Largest private employer, cites changing domestic context

WELLINGTON, New Zealand (Radio New Zealand International, November 3, 2015) – American Samoa's largest private sector employer, Starkist Samoa, is to stop hiring new staff, and is looking at shifting some of its production offshore.

The company says it has suffered financially due to the mandatory minimum wage increase of 40 cents an hour and is reducing investments to the local cannery.

It says other financial factors include access to fishing grounds and a new trade agreement which opens up competitive pressures from countries such as Vietnam.

Our correspondent in American Samoa, Monica Miller, says more than 80 percent of the economy is dependent on the canneries, so any change will have a domino effect.

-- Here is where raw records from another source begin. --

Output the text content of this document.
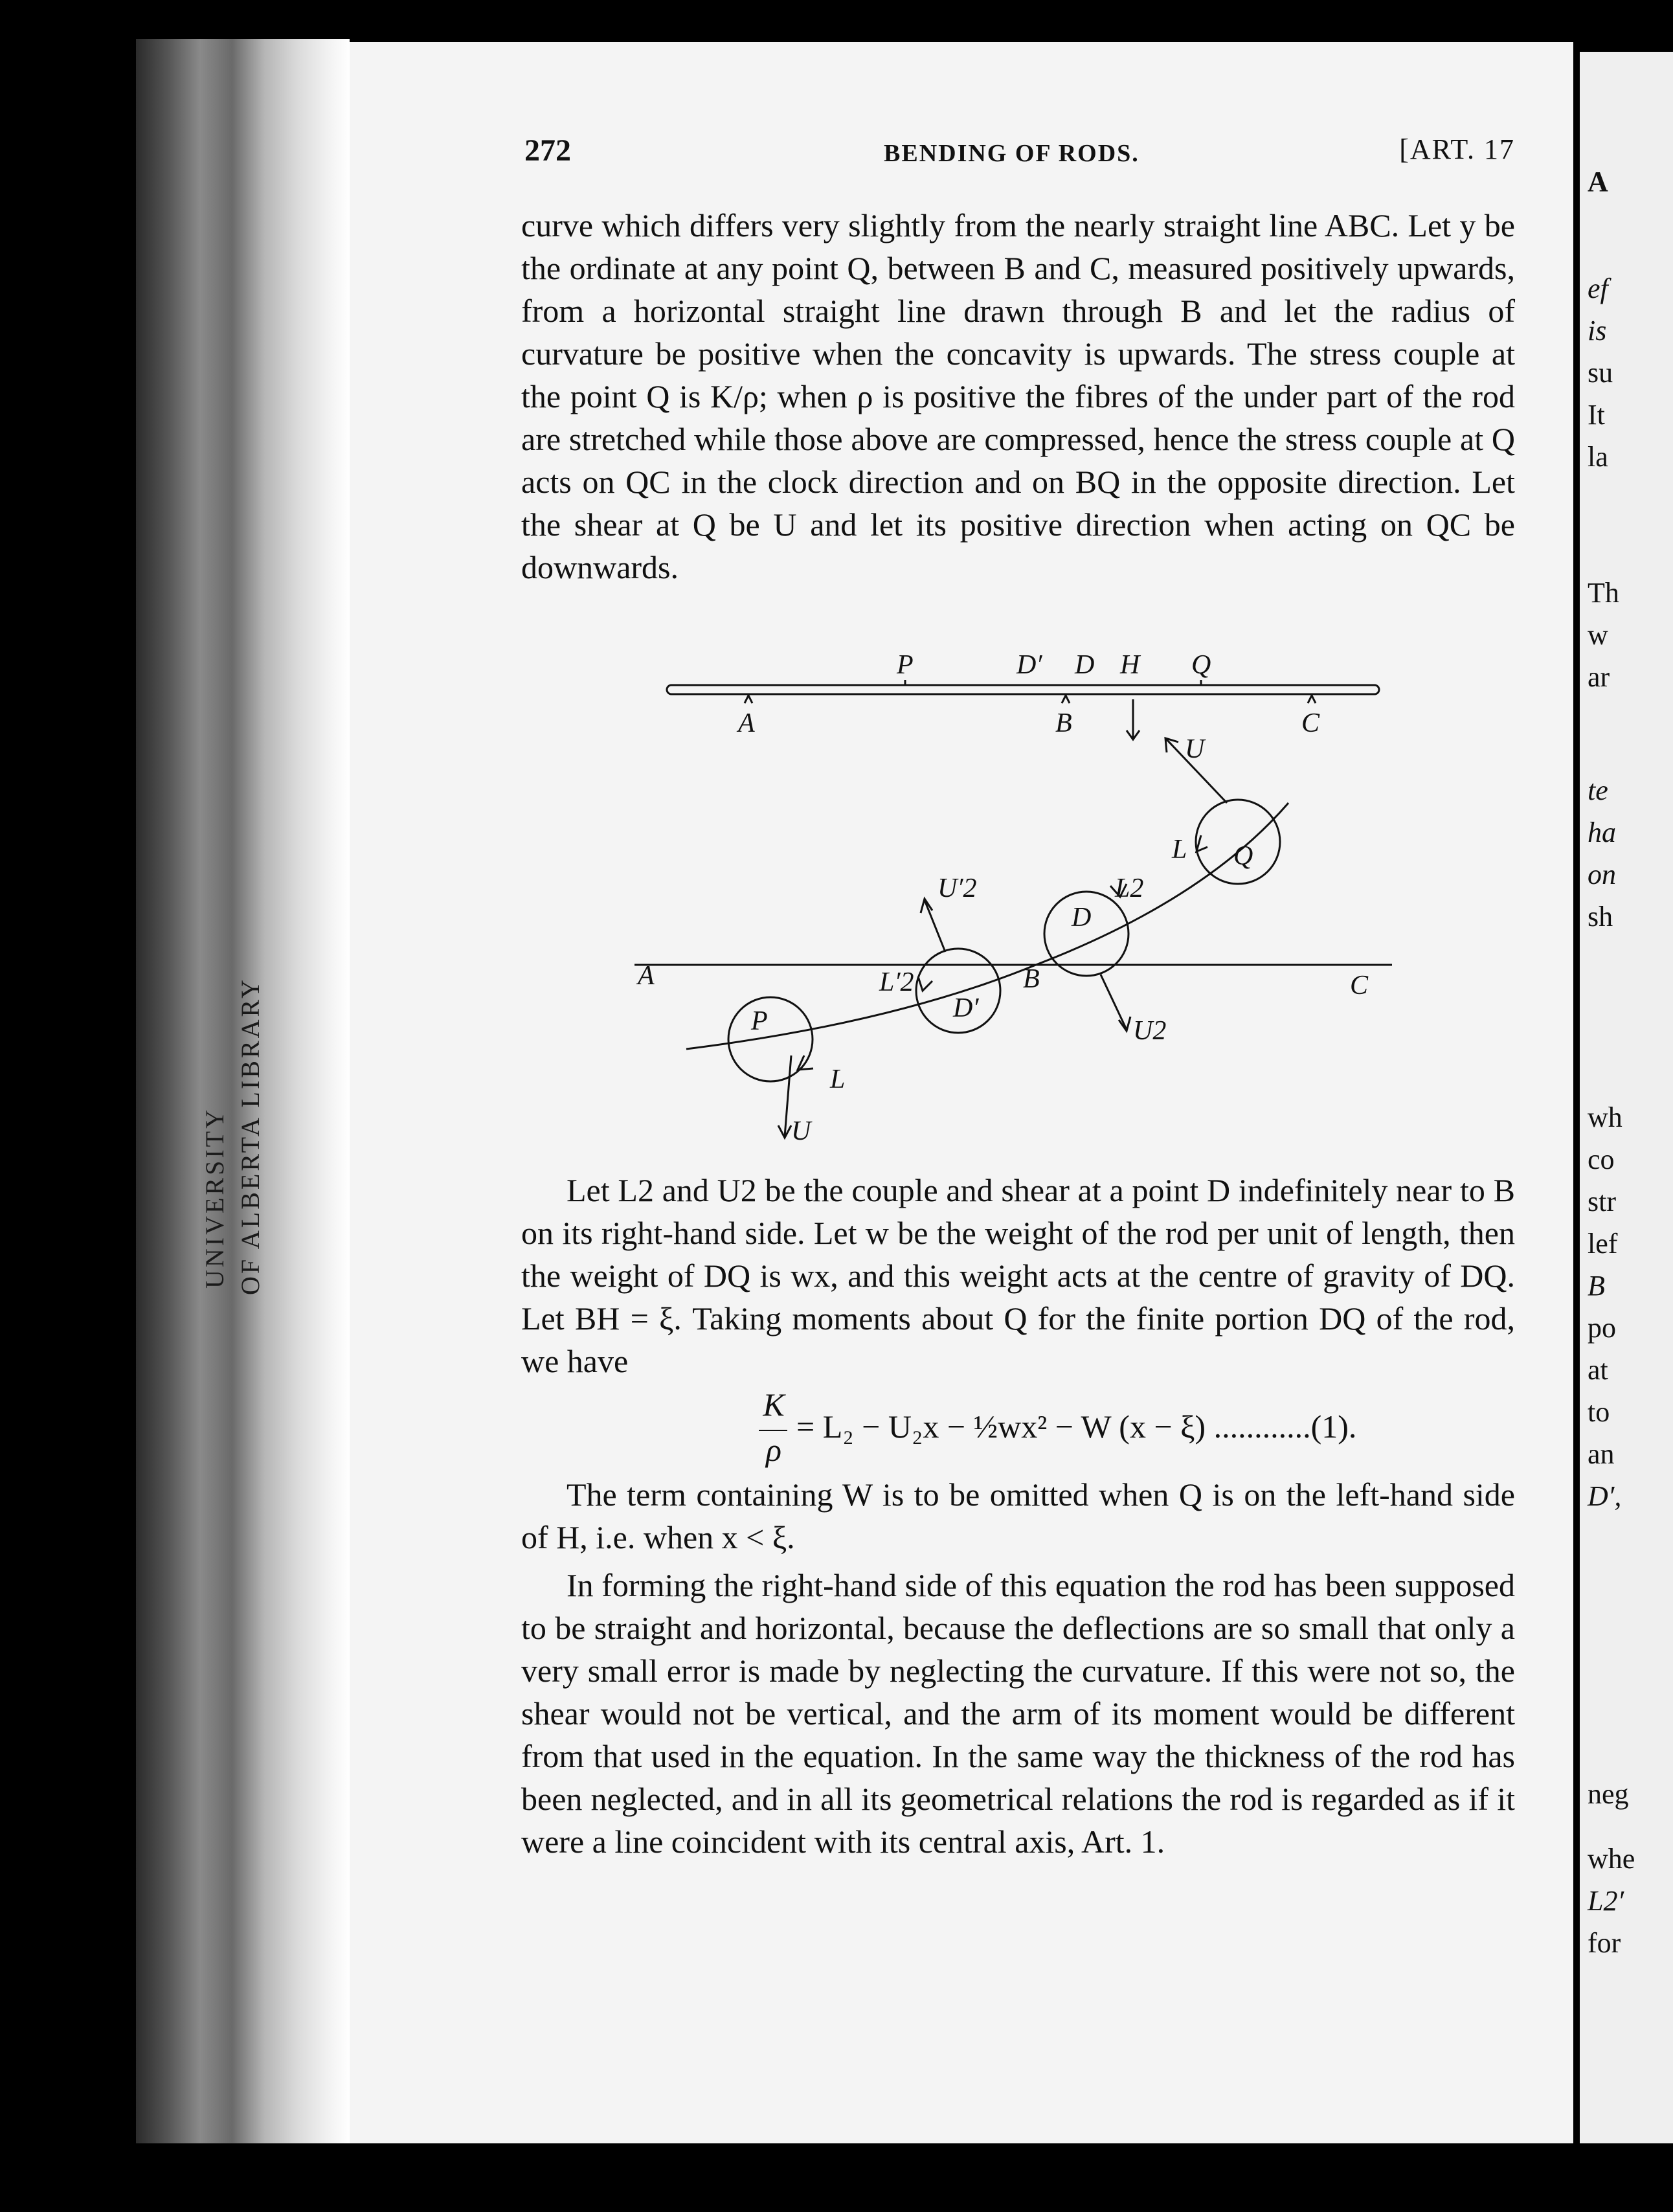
UNIVERSITY OF ALBERTA LIBRARY
A
ef
is
su
It
la
Th
w
ar
te
ha
on
sh
wh
co
str
lef
B
po
at
to
an
D′,
neg
whe
L2′
for
272	BENDING OF RODS.	[ART. 17

curve which differs very slightly from the nearly straight line ABC. Let y be the ordinate at any point Q, between B and C, measured positively upwards, from a horizontal straight line drawn through B and let the radius of curvature be positive when the concavity is upwards. The stress couple at the point Q is K/ρ; when ρ is positive the fibres of the under part of the rod are stretched while those above are compressed, hence the stress couple at Q acts on QC in the clock direction and on BQ in the opposite direction. Let the shear at Q be U and let its positive direction when acting on QC be downwards.

A
P
B
D′ D H Q
C
A	B	C
P	D′
D
Q
U
L
U′2
L′2
L2
U2
L
U

Let L2 and U2 be the couple and shear at a point D indefinitely near to B on its right-hand side. Let w be the weight of the rod per unit of length, then the weight of DQ is wx, and this weight acts at the centre of gravity of DQ. Let BH = ξ. Taking moments about Q for the finite portion DQ of the rod, we have

K
ρ
= L₂ − U₂x − ½wx² − W (x − ξ) ............(1).

The term containing W is to be omitted when Q is on the left-hand side of H, i.e. when x < ξ.

In forming the right-hand side of this equation the rod has been supposed to be straight and horizontal, because the deflections are so small that only a very small error is made by neglecting the curvature. If this were not so, the shear would not be vertical, and the arm of its moment would be different from that used in the equation. In the same way the thickness of the rod has been neglected, and in all its geometrical relations the rod is regarded as if it were a line coincident with its central axis, Art. 1.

"The scariest part of all was when the CEO and president, Mr Andrew Choe, has said that they are now having to evaluate and looking at alternative locations. And he came right out and said that he has informed leaders in Washington DC that they might have to shift some of the production that's now carried out at the American Samoa plant to Senegal."

Ms Miller says the territory is in a difficult situation as there's not much available to off-set any possible loss of jobs.

She says workers are worried as they wait to learn more about the company's plans.

"More than 80 percent of American Samoa's economy is dependent on the canneries, we've got the businesses that supply the fishing boats, and we also have the fuel industry, we've got the American Samoa Power Authority, this is their biggest customer, and then the American Samoa government which depends on the taxes from the employees, definitely it is going to have a domino effect on the territory."

Samoa is one of two canneries on American Samoa, and it employs about 2,000 people.

The other cannery, Samoa Tuna Processors, employs about 1,000 people.